Stato-mafia, chieste le condanne per Dell’Utri (12 anni), Mori (15 anni) e Mancino (6 anni)

Nuova tegola per Marcello Dell’Utri, ma anche per l’ex comandante del Ros dei Carabinieri, Mario Mori, e per l’ex ministro dell’Interno, Nicola Mancino. La Procura di Palermo ha infatti chiesto, nel processo cosiddetto della trattativa Stato-mafia, la condanna a 12 anni per l’ex senatore di Forza Italia, imputato di minaccia e violenza a Corpo politico dello Stato. Dell’Utri sta scontando una condanna a 7 anni per concorso esterno in associazione mafiosa. Più pesante la richiesta per Mori, 15 anni, sempre per lo stesso reato e sei anni di condanna sono stati chiesti invece per l’ex ministro dell’Interno Nicola Mancino, in questo caso l’accusa è di falsa testimonianza.

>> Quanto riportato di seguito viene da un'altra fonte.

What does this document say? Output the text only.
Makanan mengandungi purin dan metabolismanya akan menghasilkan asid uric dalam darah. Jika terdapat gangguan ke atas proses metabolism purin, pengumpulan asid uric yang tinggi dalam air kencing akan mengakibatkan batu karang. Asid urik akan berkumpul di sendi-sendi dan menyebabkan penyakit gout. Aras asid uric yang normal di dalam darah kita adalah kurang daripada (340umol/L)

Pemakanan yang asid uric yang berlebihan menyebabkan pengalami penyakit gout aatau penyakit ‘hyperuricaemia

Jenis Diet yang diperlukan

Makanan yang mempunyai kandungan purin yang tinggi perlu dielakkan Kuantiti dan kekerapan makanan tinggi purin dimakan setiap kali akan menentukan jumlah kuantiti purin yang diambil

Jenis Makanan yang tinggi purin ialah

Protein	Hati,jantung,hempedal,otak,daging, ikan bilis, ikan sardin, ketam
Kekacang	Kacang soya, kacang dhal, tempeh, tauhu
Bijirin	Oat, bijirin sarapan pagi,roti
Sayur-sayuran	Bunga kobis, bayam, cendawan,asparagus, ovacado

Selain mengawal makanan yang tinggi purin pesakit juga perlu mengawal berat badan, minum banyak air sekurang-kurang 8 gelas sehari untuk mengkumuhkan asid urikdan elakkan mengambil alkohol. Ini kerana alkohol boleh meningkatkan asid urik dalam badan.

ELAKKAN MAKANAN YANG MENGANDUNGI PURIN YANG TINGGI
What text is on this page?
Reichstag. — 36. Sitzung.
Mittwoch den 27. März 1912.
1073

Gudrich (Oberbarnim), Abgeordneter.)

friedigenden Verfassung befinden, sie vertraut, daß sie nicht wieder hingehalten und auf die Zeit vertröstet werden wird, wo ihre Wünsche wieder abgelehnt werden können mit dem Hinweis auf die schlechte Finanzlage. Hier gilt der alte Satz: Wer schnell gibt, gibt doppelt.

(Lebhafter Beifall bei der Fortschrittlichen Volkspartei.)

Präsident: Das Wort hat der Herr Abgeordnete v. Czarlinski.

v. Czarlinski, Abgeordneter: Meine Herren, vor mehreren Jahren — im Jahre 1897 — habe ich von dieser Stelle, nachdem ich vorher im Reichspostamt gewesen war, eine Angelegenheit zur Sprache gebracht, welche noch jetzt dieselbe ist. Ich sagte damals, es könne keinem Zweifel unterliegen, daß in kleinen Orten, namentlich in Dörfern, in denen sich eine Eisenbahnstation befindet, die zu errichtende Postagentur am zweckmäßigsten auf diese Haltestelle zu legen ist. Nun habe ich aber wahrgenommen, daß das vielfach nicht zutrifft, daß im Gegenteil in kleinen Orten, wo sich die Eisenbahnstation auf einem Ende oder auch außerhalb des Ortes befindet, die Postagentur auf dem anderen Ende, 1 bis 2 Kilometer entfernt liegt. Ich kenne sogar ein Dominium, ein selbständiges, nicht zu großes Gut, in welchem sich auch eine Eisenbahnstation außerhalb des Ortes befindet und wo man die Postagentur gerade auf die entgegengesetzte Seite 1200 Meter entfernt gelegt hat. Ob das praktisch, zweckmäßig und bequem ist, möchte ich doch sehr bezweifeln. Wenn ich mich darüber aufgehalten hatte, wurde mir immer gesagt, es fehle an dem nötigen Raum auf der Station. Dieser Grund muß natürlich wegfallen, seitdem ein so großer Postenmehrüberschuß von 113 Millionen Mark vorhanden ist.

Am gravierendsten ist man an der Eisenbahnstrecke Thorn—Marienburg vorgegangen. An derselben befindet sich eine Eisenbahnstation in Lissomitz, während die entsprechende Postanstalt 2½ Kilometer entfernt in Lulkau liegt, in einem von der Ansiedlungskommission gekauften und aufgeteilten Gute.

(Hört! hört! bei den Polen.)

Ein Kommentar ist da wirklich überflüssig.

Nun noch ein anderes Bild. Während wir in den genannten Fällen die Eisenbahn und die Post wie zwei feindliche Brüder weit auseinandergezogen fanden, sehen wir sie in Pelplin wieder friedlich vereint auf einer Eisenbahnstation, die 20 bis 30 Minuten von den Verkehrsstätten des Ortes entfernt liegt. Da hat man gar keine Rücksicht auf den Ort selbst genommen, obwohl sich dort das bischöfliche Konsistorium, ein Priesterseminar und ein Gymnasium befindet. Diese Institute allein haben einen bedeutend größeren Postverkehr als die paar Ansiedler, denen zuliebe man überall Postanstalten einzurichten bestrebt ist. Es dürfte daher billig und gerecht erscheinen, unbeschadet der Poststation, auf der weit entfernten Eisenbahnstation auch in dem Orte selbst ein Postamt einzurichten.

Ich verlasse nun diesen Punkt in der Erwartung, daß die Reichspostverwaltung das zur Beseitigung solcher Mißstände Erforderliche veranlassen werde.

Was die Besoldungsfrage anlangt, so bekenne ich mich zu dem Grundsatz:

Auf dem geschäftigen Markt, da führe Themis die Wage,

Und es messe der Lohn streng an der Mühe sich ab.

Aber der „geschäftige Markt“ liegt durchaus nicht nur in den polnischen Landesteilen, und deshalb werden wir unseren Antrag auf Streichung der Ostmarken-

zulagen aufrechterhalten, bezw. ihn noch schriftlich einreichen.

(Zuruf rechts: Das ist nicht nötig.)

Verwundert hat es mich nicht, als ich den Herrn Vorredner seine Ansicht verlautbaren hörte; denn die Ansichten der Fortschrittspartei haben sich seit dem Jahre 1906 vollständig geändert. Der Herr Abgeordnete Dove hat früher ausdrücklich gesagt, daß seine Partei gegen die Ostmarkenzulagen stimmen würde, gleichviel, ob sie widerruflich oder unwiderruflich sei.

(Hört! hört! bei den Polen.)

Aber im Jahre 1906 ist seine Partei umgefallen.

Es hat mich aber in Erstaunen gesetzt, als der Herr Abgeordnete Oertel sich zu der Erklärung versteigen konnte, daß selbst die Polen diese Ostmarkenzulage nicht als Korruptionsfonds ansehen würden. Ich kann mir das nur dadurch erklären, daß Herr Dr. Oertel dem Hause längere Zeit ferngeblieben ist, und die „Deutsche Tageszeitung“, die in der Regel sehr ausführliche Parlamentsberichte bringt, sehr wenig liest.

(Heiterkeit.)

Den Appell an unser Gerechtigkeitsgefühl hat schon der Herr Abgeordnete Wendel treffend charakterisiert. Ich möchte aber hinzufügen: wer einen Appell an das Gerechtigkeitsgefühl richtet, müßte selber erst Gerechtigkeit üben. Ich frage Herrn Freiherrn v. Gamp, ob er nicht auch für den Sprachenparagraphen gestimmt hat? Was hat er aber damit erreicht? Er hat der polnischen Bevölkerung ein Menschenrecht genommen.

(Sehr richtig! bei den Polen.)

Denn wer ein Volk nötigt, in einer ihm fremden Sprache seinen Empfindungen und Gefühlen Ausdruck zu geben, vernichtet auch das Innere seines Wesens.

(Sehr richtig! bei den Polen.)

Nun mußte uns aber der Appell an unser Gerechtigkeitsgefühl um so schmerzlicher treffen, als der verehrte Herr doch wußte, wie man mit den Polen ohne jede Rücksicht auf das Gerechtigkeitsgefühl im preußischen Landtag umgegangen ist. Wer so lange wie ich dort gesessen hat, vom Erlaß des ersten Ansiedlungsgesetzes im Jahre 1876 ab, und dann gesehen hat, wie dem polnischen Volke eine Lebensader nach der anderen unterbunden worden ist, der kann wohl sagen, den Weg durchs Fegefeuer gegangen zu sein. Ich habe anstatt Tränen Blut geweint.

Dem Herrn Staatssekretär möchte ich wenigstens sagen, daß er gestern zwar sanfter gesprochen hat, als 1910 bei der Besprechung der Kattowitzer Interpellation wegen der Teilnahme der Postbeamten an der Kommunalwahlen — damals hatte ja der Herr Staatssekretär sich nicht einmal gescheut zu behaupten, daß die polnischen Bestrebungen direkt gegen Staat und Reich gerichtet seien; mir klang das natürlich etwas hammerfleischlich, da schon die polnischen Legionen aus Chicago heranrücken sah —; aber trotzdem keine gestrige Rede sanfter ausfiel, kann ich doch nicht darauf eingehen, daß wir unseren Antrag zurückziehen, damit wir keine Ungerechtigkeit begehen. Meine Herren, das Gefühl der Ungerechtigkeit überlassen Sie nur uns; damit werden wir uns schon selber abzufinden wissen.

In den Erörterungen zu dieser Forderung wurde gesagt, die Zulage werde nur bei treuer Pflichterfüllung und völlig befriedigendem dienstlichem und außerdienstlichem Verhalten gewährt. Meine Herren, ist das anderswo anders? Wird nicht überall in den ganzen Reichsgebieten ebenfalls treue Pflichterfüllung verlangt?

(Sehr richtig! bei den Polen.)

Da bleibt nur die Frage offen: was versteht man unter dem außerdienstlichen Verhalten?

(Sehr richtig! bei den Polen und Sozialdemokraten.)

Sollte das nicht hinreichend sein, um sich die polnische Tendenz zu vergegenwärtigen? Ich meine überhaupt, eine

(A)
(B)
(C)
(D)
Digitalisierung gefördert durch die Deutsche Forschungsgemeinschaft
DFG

Condanna rispettivamente a 16 e 12 anni di carcere chiesta per i boss Leoluca Bagarella (defunto ndr)e Antonino Cinà, accusati di minaccia a Corpo politico dello Stato nel processo sulla cosiddetta trattativa Stato-mafia. Per il pentito Giovanni Brusca, che rispondeva dello stesso reato, i pm hanno chiesto l’applicazione dell’attenuante speciale prevista per i collaboratori di giustizia e la dichiarazione di prescrizione delle accuse.

Chiesta anche la dichiarazione della prescrizione per le accuse di concorso in associazione mafiosa contestate nel processo sulla cosiddetta trattativa Stato-mafia a Massimo Ciancimino. Ciancimino rispondeva anche della calunnia dell’ex capo della polizia De Gennaro: per questo reato sono stati chiesti 5 anni di carcere. Per i pm le condotte di concorso in mafia sarebbero cessate con la cattura del boss Riina, a gennaio 1993, per questo la richiesta di dichiararle prescritte.